I found their specs on the SOLA/Hevi-Duty website: http://www.solaheviduty.com/products/powersupplies/sdp/sdp%20specs.htm

Can anybody here in the know tell me if these are useful for any audio geekery? I know these are fairly high quality, but that may not translate into "good for audio." I don't know enough to tell from the specs what's good and what it would mean for potential DIY or mod projects. The original destination for these were computer control systems in commercial/industrial ovens.


----------



## dane (Aug 30, 2007)

Guess it depends on what you want to do with them.. the particular model you have (3-15-100T) is good for 15V (adjustable between 12V - 15V) with output power up to 4.2A (@ 12V output) or 3.4A (@ 15V), which is approx. 50W output... What's nice is they estimate upwards of 86+ % efficiency and that they are protected from overload, open-circuit, AND short-circuit ... 

So if you need a good solid AC/DC converter, you've got one. 15V output isn't really enough to drive speaker outputs, if you were thinking about a DIY amplifier.. but it would be more than plenty for a pre-pro.. though you MAY need to use two of them, and have one supply +15VDC and the other -15VDC (if they can be floated away from earth-ground) ..

All that said, we could probably use them here in our office for electronics debugging if you end up not ever using them... 

..dane


----------



## woofersus (May 6, 2008)

Yeah, I was thinking more of a preamp or some such thing - probably as part of a kit since I don't have the chops to come up with something on my own - or potentially as an upgrade to something existing.

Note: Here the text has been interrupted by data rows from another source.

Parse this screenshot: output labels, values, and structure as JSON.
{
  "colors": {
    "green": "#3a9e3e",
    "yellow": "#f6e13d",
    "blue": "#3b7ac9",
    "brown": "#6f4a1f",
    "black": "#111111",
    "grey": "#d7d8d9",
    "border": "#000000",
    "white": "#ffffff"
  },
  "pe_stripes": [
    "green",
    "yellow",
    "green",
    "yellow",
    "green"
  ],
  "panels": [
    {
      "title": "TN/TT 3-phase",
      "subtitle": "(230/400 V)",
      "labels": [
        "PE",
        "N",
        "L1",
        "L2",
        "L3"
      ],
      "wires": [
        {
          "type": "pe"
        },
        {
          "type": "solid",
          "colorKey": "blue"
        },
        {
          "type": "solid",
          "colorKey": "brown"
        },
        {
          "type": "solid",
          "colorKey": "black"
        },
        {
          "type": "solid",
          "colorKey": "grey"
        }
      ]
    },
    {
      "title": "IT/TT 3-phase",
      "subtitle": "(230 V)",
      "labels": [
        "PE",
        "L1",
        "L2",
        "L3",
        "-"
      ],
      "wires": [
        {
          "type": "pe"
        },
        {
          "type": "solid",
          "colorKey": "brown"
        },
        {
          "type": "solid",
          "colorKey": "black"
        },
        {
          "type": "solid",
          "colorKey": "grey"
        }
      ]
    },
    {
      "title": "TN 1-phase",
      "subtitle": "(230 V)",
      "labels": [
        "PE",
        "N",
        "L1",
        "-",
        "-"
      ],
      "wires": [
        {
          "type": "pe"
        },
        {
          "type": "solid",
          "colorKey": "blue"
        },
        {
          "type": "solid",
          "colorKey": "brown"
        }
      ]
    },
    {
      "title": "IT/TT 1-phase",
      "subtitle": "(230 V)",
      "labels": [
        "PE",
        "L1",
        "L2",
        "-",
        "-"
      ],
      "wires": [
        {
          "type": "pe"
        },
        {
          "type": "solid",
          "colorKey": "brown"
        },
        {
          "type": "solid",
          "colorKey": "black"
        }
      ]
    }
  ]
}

If I can't use them I'll try to sell them. They run $125 new, (according to a cursory search) so they should have some resale value. They're basically new. They were in prototypes of a new model of commercial oven, and when the prototypes are dismantled after being tweaked or moved to production the electronics can't be reused. My dad saved these for me.


----------



## dane (Aug 30, 2007)

woofersus said:


> They were in prototypes of a new model of commercial oven, and when the prototypes are dismantled after being tweaked or moved to production the electronics can't be reused. My dad saved these for me.


Wow, send some my way from the next prototype! 

..dane


----------